Veteran South Carolina Republican Senator Lindsey Graham, one of the most consequential figures shaping modern U.S. foreign policy and a polarizing long-time political associate of former President Donald Trump, has passed away at 71 after a short illness. His Senate office confirmed the news in an official statement released Sunday, noting that Graham died Saturday evening and that his family has asked for privacy during this period.
First elected to the U.S. Senate in 2002, Graham built a decades-long career defined by unapologetically interventionist foreign policy stances that drew both fierce support and widespread international condemnation. He chaired the Senate Budget Committee and emerged as a leading voice on nearly every major global conflict of the 21st century, from the wars in Afghanistan and Iraq to ongoing tensions in Ukraine and Iran, and most notably, Israel’s military campaign in Gaza.
Just days before his death, Graham returned from a high-profile visit to Kyiv, where he met with Ukrainian President Volodymyr Zelensky to discuss new legislation to ramp up pressure on Russia. A leading congressional backer of continued U.S. military aid to Ukraine, Graham warned in a 2023 interview with the BBC that Russian President Vladimir Putin’s territorial ambitions extended far beyond Ukraine, arguing that “To be weak in Ukraine means that you lose in Taiwan.”
Graham’s political relationship with Donald Trump was marked by notable public tension before an eventual reconciliation that solidified his status as one of Trump’s most prominent allies. Though he publicly broke with Trump in the immediate aftermath of the January 6, 2021 attack on the U.S. Capitol, telling a Senate session “All I can say is count me out. Enough is enough,” he reversed course within years. In a 2023 BBC interview, Graham acknowledged “there is a dark side to Donald Trump” but confirmed he would back Trump’s 2024 presidential campaign, arguing “he was a very good president. But I am sticking with him because I saw what he did.” Trump paid tribute to Graham in a social media post following his death, calling the senator a “true American patriot.”

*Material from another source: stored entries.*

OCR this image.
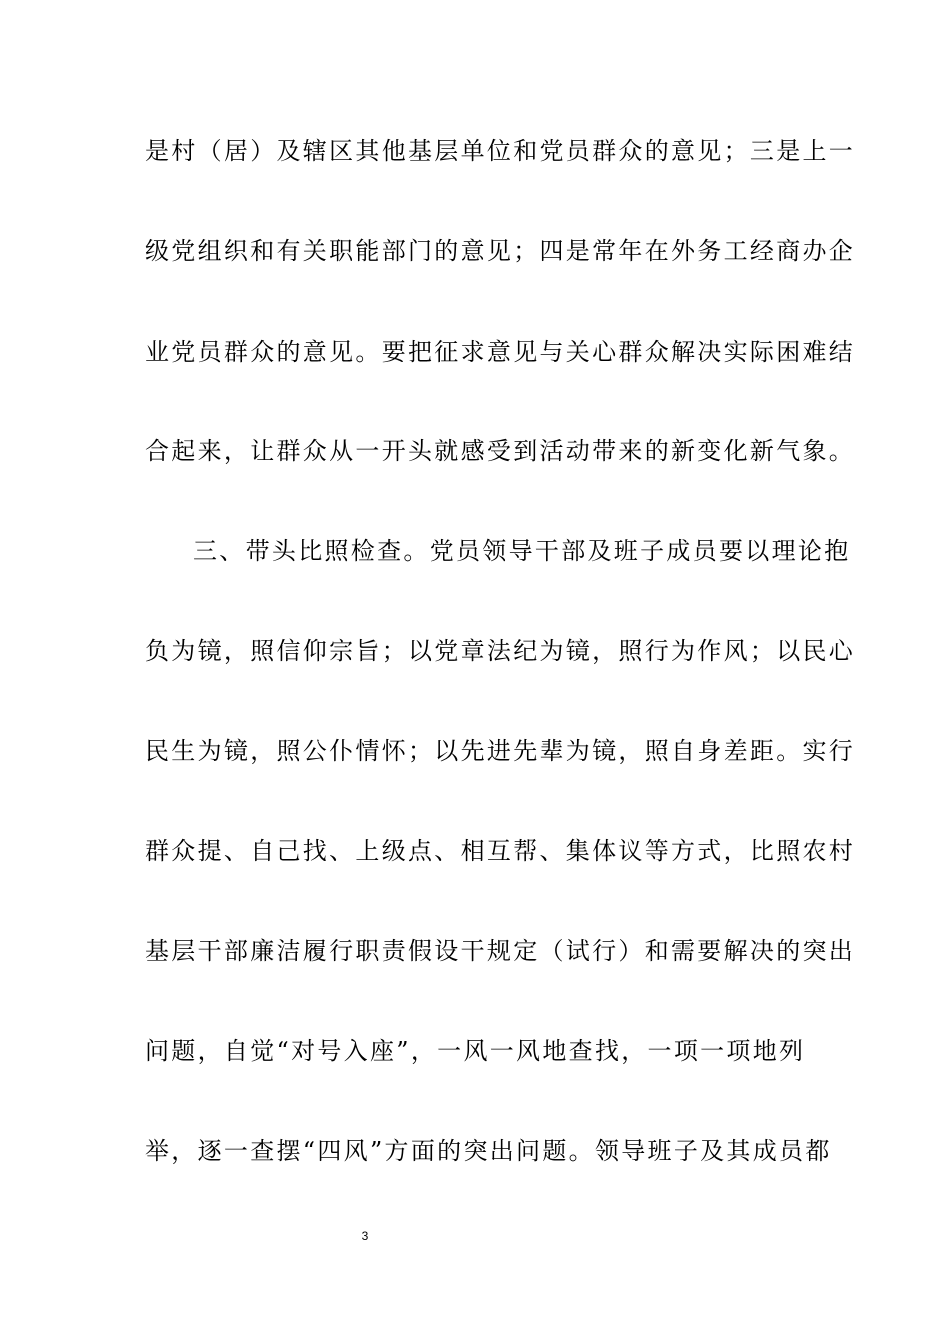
是村（居）及辖区其他基层单位和党员群众的意见；三是上一
级党组织和有关职能部门的意见；四是常年在外务工经商办企
业党员群众的意见。要把征求意见与关心群众解决实际困难结
合起来，让群众从一开头就感受到活动带来的新变化新气象。
三、带头比照检查。党员领导干部及班子成员要以理论抱
负为镜，照信仰宗旨；以党章法纪为镜，照行为作风；以民心
民生为镜，照公仆情怀；以先进先辈为镜，照自身差距。实行
群众提、自己找、上级点、相互帮、集体议等方式，比照农村
基层干部廉洁履行职责假设干规定（试行）和需要解决的突出
问题，自觉“对号入座”，一风一风地查找，一项一项地列
举，逐一查摆“四风”方面的突出问题。领导班子及其成员都
3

Across more than two decades in Congress, Graham was one of the most unwavering pro-Israel voices in U.S. politics, consistently pushing for expanded military aid to Tel Aviv and open U.S. support for Israeli illegal settlements in occupied territories. Israeli Prime Minister Benjamin Netanyahu remembered Graham as a close friend of Israel, while Israeli President Isaac Herzog noted his support for the country had never wavered throughout his career.
Throughout Israel’s ongoing military campaign in Gaza, Graham repeatedly defended Israeli military actions and opposed any congressional or international efforts to limit U.S. military support for Israel, stances that drew harsh condemnation from Palestinian rights groups, human rights organizations, and Muslim civil rights communities. In July 2024, a social media post from Graham describing the Palestinian population of Gaza as “the most radicalized population on the planet who are taught to hate Jews from birth” sparked widespread international outcry. The Council on American-Islamic Relations condemned the comments, accusing Graham of spreading dangerous racist stereotypes about Palestinians and labeling his remarks “hateful and absurd.”

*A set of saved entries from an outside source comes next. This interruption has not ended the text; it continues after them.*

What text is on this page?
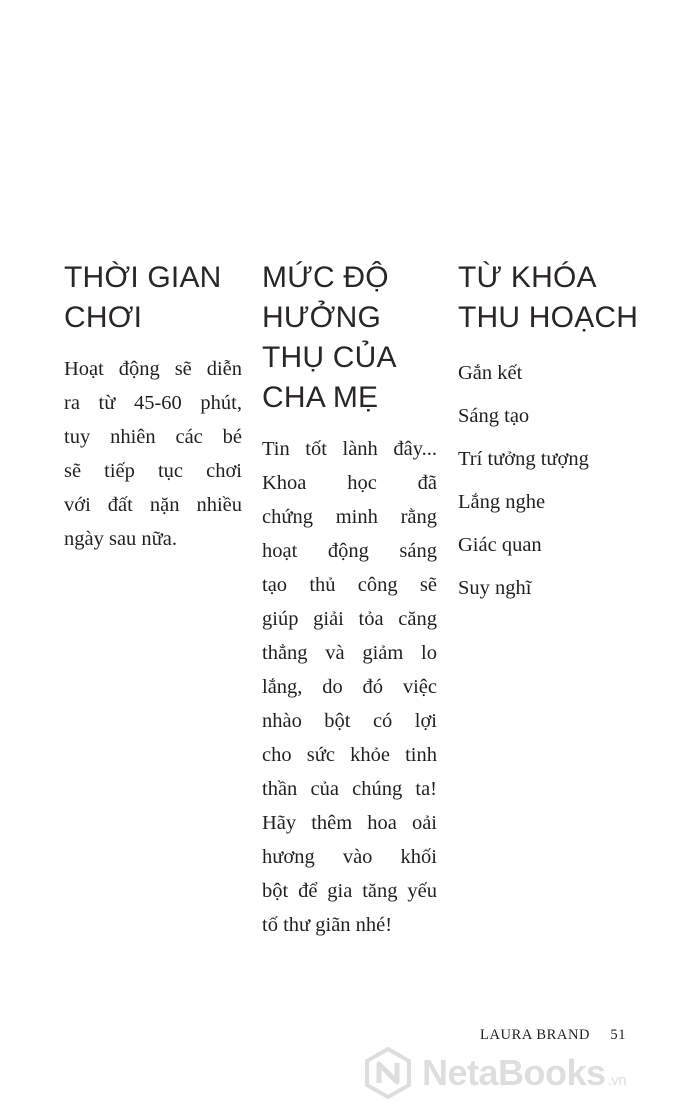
THỜI GIAN
CHƠI

Hoạt động sẽ diễn
ra từ 45-60 phút,
tuy nhiên các bé
sẽ tiếp tục chơi
với đất nặn nhiều
ngày sau nữa.

MỨC ĐỘ
HƯỞNG
THỤ CỦA
CHA MẸ

Tin tốt lành đây...
Khoa học đã
chứng minh rằng
hoạt động sáng
tạo thủ công sẽ
giúp giải tỏa căng
thẳng và giảm lo
lắng, do đó việc
nhào bột có lợi
cho sức khỏe tinh
thần của chúng ta!
Hãy thêm hoa oải
hương vào khối
bột để gia tăng yếu
tố thư giãn nhé!

TỪ KHÓA
THU HOẠCH
Gắn kết
Sáng tạo
Trí tưởng tượng
Lắng nghe
Giác quan
Suy nghĩ
LAURA BRAND 51
NetaBooks .vn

Graham also faced heavy criticism for comments suggesting Israel could consider measures analogous to the U.S. atomic bombings of Japan in World War II, with opponents dismissing the remarks as dangerously inflammatory. During a 2019 visit to the illegally occupied Golan Heights, Graham argued that Israeli security and prosperity were core to U.S. national interests and formally called for the U.S. to recognize Israeli sovereignty over the territory. Earlier this year, International Criminal Court chief prosecutor Karim Khan confirmed Graham was among U.S. officials who threatened him over the ICC’s pursuit of arrest warrants for senior Israeli leaders over alleged war crimes in Gaza.
A vocal proponent of hardline policy toward Iran, Graham repeatedly urged successive White House administrations to deploy military force to secure the Strait of Hormuz during periods of heightened U.S.-Iran tension, even comparing the confrontation with Tehran to Britain’s fight against Nazi Germany during World War II. His uncompromising stances on Middle East policy drew pushback from Gulf nations; in March of this year, he publicly blamed Saudi Arabia for refusing to join a potential U.S.-Israeli military campaign against Iran and warned of unspecified “consequences” for any nation that declined to back military action against Tehran.
Graham’s confrontational diplomatic style also sparked controversy in Europe. As recently as 2025, Norwegian officials were forced to de-escalate diplomatic tensions after Graham threatened repercussions for Norway over a decision by the country’s sovereign wealth fund to divest from companies linked to Israel’s military campaign in Gaza.